Gastritis

Gastritis is the term used to define inflammation of the stomach lining. The condition can be acute or chronic. For some it may be a lifelong condition. Gastritis can lead to stomach ulcers and an increased risk of stomach cancer. Often times it may be present without symptoms, isn’t serious, and improves quickly with treatment. 

What causes gastritis?

Too much alcohol consumption and regular use of common pain medications such as Advil and Aleve are the most common causes of gastritis. Inflammation also can occur from a helicobacter pylori infection or from an inflammatory condition such as Crohn’s disease.

Symptoms

  • A burning/gnawing ache or pain in your upper abdomen
  • Nausea and vomiting
  • A feeling of fullness in your upper abdomen after eating
  • Loss of appetite

Diagnosis

If you are experiencing symptoms of gastritis, your doctor may perform one or more of the following tests.

  • Tests for H. pylori- By either a breath, stool, or blood test your doctor can determine if the H. pylori bacteria is present in your digestive tract. A breath test is the most accurate method and blood tests tend to be the least accurate. 
  • Upper endoscopy- A small flexible tube with a camera can be inserted into many areas of your gastrointestinal tract, including your stomach and small intestine. A biopsy can also be done during this exam—where a cell sample is taken for testing. Your doctor may take a biopsy if they detect an ulcer. A biopsy can test for many things including H. pylori. An endoscopy will typically be recommended if you have signs/symptoms of bleeding in the GI tract.
  • X-ray- Your doctor may recommend a series of x-rays of your upper digestive system. Before the x-rays you will be asked to swallow a liquid containing barium in order to make abnormalities more visible.

Treatment

Medications

A number of medications can treat the causes of gastritis and promote healing. What your doctor prescribes will depend on the cause of your symptoms. 

If H. pylori is found in your digestive tract, your doctor will most likely prescribe an antibiotic to kill the bacteria. An antibiotic will often be prescribed in combination with a medication that reduces stomach acid. 

Many over-the-counter medications either block the production of stomach acid or reduce the amount of stomach acid released into your digestive tract. These medications promote the healing of inflammation, some include Prilosec, Nexium, and Zantac. Antacids, such as Tums, can provide immediate pain relief but aren’t typically used to heal gastritis. 

If your gastritis is due to frequent use of NSAIDs you should work with your doctor in order to reduce or eliminate your use of them.
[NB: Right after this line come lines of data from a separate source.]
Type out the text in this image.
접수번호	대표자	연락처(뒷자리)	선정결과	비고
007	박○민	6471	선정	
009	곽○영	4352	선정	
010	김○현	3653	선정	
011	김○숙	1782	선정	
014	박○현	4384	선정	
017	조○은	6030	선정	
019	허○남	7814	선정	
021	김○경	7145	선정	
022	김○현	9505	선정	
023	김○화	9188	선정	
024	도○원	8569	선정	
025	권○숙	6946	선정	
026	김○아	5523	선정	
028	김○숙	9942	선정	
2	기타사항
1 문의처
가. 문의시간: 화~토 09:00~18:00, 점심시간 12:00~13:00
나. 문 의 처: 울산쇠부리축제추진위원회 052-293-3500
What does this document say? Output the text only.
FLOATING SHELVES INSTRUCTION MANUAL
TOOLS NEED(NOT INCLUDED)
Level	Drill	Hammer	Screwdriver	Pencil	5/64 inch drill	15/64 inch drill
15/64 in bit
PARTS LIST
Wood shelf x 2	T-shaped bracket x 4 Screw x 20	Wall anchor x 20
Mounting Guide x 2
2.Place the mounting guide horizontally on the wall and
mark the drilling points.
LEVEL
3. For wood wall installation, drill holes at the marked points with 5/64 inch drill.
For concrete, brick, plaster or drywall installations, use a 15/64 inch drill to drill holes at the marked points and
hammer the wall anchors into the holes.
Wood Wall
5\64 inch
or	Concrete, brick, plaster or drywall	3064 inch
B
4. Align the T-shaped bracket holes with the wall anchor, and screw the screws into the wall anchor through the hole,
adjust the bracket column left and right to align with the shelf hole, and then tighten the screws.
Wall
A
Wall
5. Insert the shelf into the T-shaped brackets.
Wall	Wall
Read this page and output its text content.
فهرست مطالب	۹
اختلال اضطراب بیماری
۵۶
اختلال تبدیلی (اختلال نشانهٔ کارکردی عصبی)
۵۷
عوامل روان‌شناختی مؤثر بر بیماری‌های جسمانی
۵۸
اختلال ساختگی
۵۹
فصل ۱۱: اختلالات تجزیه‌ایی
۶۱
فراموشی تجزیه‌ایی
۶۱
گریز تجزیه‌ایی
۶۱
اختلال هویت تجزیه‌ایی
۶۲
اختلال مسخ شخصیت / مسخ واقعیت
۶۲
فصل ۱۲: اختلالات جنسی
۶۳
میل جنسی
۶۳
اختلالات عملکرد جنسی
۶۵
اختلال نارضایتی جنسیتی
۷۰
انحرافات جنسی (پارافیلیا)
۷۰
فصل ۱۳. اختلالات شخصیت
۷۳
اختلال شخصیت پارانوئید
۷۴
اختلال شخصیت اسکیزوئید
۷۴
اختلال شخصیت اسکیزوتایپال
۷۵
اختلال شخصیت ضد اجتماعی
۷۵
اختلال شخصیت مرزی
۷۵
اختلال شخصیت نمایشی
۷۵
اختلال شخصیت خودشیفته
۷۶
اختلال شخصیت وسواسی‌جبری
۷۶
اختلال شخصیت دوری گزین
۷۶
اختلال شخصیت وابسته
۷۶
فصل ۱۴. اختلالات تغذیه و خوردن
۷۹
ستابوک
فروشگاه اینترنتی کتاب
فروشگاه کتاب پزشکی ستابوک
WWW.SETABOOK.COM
Medication that helps protect your stomach and small intestine lining may also be prescribed to promote healing.

Lifestyle

Avoid the risk factors for developing gastritis. Limit alcohol, refrain from smoking, and control stress. Avoiding spicy food also may help prevent symptoms. Eating a healthy diet full of fruits, vegetables, and whole grains will make it easier for your body to heal inflammation.